Following on from the well-attended and thoroughly entertaining Post-War Murals Study Day, organised by TACS Chair Lynn Pearson in November last year, the Society is focusing on murals this year. We are asking members and supporters of the Society to help us research and record examples throughout the country. One person who got in quick—because we met him at the Study Day, was artist Francis Carr who is justifiably concerned about the future of his own Magic Garden mosaic at the New King’s Primary School in Kings Road, Fulham.
Francis Carr’s work is currently little known, but he has been a very prolific artist, and deserves full assessment. Magic Garden is a mixed-media mural, in relief featuring a large number of screen-printed tiles produced by Carr himself.

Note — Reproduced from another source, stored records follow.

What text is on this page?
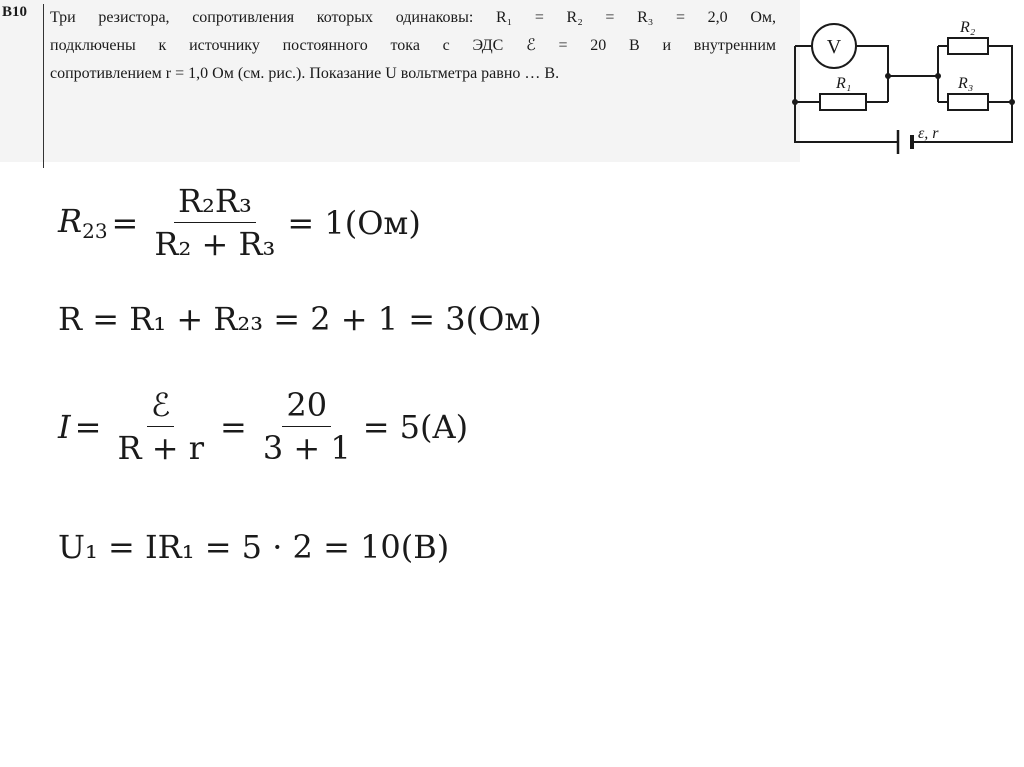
В10 Три резистора, сопротивления которых одинаковы: R₁ = R₂ = R₃ = 2,0 Ом,
подключены к источнику постоянного тока с ЭДС ℰ = 20 В и внутренним
сопротивлением r = 1,0 Ом (см. рис.). Показание U вольтметра равно … В.
V
R₁
R₂
R₃
ε, r
$R_{23} = \frac{\text{R₂R₃}}{\text{R₂ + R₃}} = 1(Ом)$
R = R₁ + R₂₃ = 2 + 1 = 3(Ом)
$I = \frac{\text{ℰ}}{R + r} = \frac{20}{3 + 1} = 5(A)$
U₁ = IR₁ = 5 · 2 = 10(В)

Using the light from an adjacent window as a starting point for the positioning of the various media, Francis Carr used no less than 25 different sorts of materials in the work. Mirrors, enamel, resins, copper, tree bark, marble, cork, shell, porcelain and even two clock faces. The range of subject matter depicted is staggering too–flowers, animals, birds, landscapes, rocks, historical references and etchings. The mural was an open invitation to the pupils to look carefully and investigate the contours, textures and qualities of each material. It was a visually kaleidoscopic, tactile, artwork that was interactive before the phrase was ever coined.
Sadly the school became concerned that children might harm themselves on the mural and had it boarded up. It has not been seen by anyone for over a decade now. The Society hopes to assist the school in applying for a grant to uncover the mural and Francis Carr has agreed to do the necessary renovation and repairs (if any) for free. Whether health and safety concerns will necessitate a discreet barrier will then have to be considered.
This is very exciting and fits neatly into our wider campaign for 2008. Murals are for everyone and the post-war years were a time of tremendous experimentation and exuberance for Public Art—as well as architecture. Our campaign hopes to highlight that and show that unfortunately many are not protected—listing will only be an option for the few that happen to be on very good buildings—far more deserve to survive.